How to Use Mussels As Fishing Bait


Mussels are various species of bivalve mollusks with an oblong shell. They live in both freshwater and saltwater. Freshwater mussels sit partially covered in the sand or dirt whereas thread-like fibers called byssus attach ocean mussel shells to rocks, piers, and other structures. A fan-like siphon enables mussels to feed on plankton and other microscopic animals. Many creatures prey on mussels, including sea stars, birds, fish, raccoons, otters, and humans. Because fish like them, they can be used effectively as bait.

Things You'll Need

  • Live Mussels
  • Fishing Pole
  • Reel
  • Fishing Line
  • Fishing Weight
  • Hook
  • Towel
  • Blunt-Tipped Knife

How to Use Mussels As Fishing Bait

  • Select fresh live mussels to purchase. As with all living things, fish can sense decay and can be picky about the freshness of their meals. Fresh mussels should be tightly closed and react to open air. Tapping on the shell should result in a solid, dense sound. Hollow-sounding shells can indicate dead or dried mussel bodies.

  • Prepare your line on the pole, using the knot technique of your choice. Then attach the weight and fishing hook. The type and size of hook and weight will vary depending upon the type of fish you're trying to catch and the location.

  • Hold the mussel firmly in a towel to avoid slippage.

  • Insert the knife into the narrow end of the shell opposite of the shell hinge and wiggle it into the shell roughly a quarter of an inch.

  • Turn the knife about 45 degrees toward yourself, thereby cracking open the shell.

  • Slide the knife up to the attached point of the shell and turn it again to open the shell. Repeat this step around the shell until the shell is held together only by its hinge.

  • Scrape the body of the mussel out of the shell by sliding the knife under the body and gently releasing attached parts.

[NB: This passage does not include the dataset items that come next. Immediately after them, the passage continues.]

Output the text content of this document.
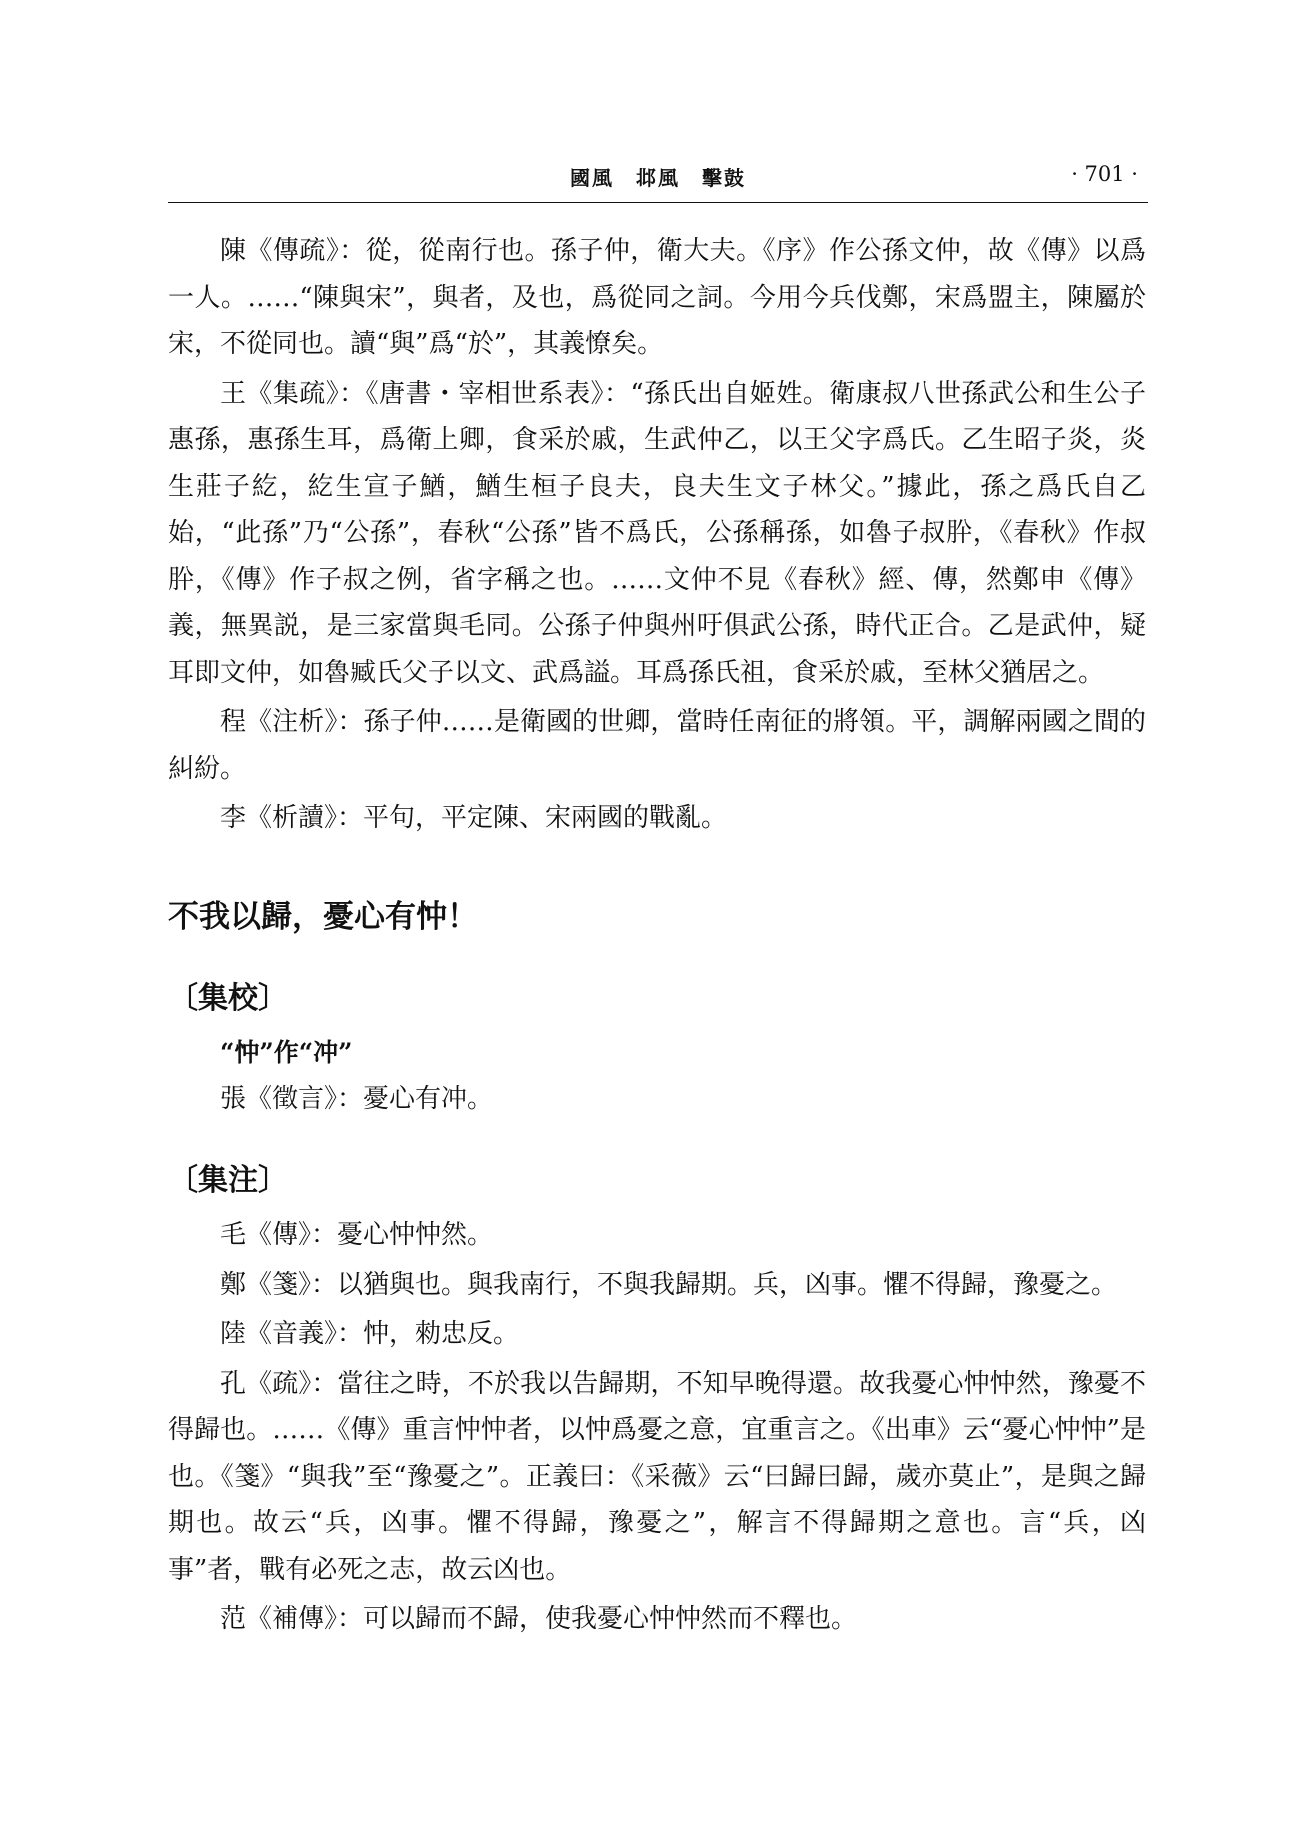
國風　邶風　擊鼓	· 701 ·

陳《傳疏》：從，從南行也。孫子仲，衛大夫。《序》作公孫文仲，故《傳》以爲一人。……“陳與宋”，與者，及也，爲從同之詞。今用今兵伐鄭，宋爲盟主，陳屬於宋，不從同也。讀“與”爲“於”，其義憭矣。

王《集疏》：《唐書・宰相世系表》：“孫氏出自姬姓。衛康叔八世孫武公和生公子惠孫，惠孫生耳，爲衛上卿，食采於戚，生武仲乙，以王父字爲氏。乙生昭子炎，炎生莊子紇，紇生宣子鰌，鰌生桓子良夫，良夫生文子林父。”據此，孫之爲氏自乙始，“此孫”乃“公孫”，春秋“公孫”皆不爲氏，公孫稱孫，如魯子叔肸，《春秋》作叔肸，《傳》作子叔之例，省字稱之也。……文仲不見《春秋》經、傳，然鄭申《傳》義，無異説，是三家當與毛同。公孫子仲與州吁俱武公孫，時代正合。乙是武仲，疑耳即文仲，如魯臧氏父子以文、武爲謚。耳爲孫氏祖，食采於戚，至林父猶居之。

程《注析》：孫子仲……是衛國的世卿，當時任南征的將領。平，調解兩國之間的糾紛。

李《析讀》：平句，平定陳、宋兩國的戰亂。

不我以歸，憂心有忡！
〔集校〕
“忡”作“冲”

張《徵言》：憂心有冲。

〔集注〕

毛《傳》：憂心忡忡然。

鄭《箋》：以猶與也。與我南行，不與我歸期。兵，凶事。懼不得歸，豫憂之。

陸《音義》：忡，勑忠反。

孔《疏》：當往之時，不於我以告歸期，不知早晚得還。故我憂心忡忡然，豫憂不得歸也。……《傳》重言忡忡者，以忡爲憂之意，宜重言之。《出車》云“憂心忡忡”是也。《箋》“與我”至“豫憂之”。正義曰：《采薇》云“曰歸曰歸，歲亦莫止”，是與之歸期也。故云“兵，凶事。懼不得歸，豫憂之”，解言不得歸期之意也。言“兵，凶事”者，戰有必死之志，故云凶也。

范《補傳》：可以歸而不歸，使我憂心忡忡然而不釋也。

  • Prepare the mussel to use as bait by cutting it into pieces. The size of the bait will vary upon the type of fish for your location. Fish such as bass and halibut have larger mouths, so the bait can remain whole. Smaller-mouthed fish will obviously require a smaller piece.

  • Thread the fishing bait onto the hook by inserting the hook into one cut end of the mussel. Push the hook through the inside of the mussel and allow the bait to go up the neck of the hook.

  • Finish attaching the bait by inserting the tip of the hook into the mussel, hiding the point from view. The objective is to hide any sheen on the hook from the fish while ensuring that the bait is secure on the hook.

Tips & Warnings

  • Some fish prefer a pungent aroma, so spraying the bait with an attractant may increase your results.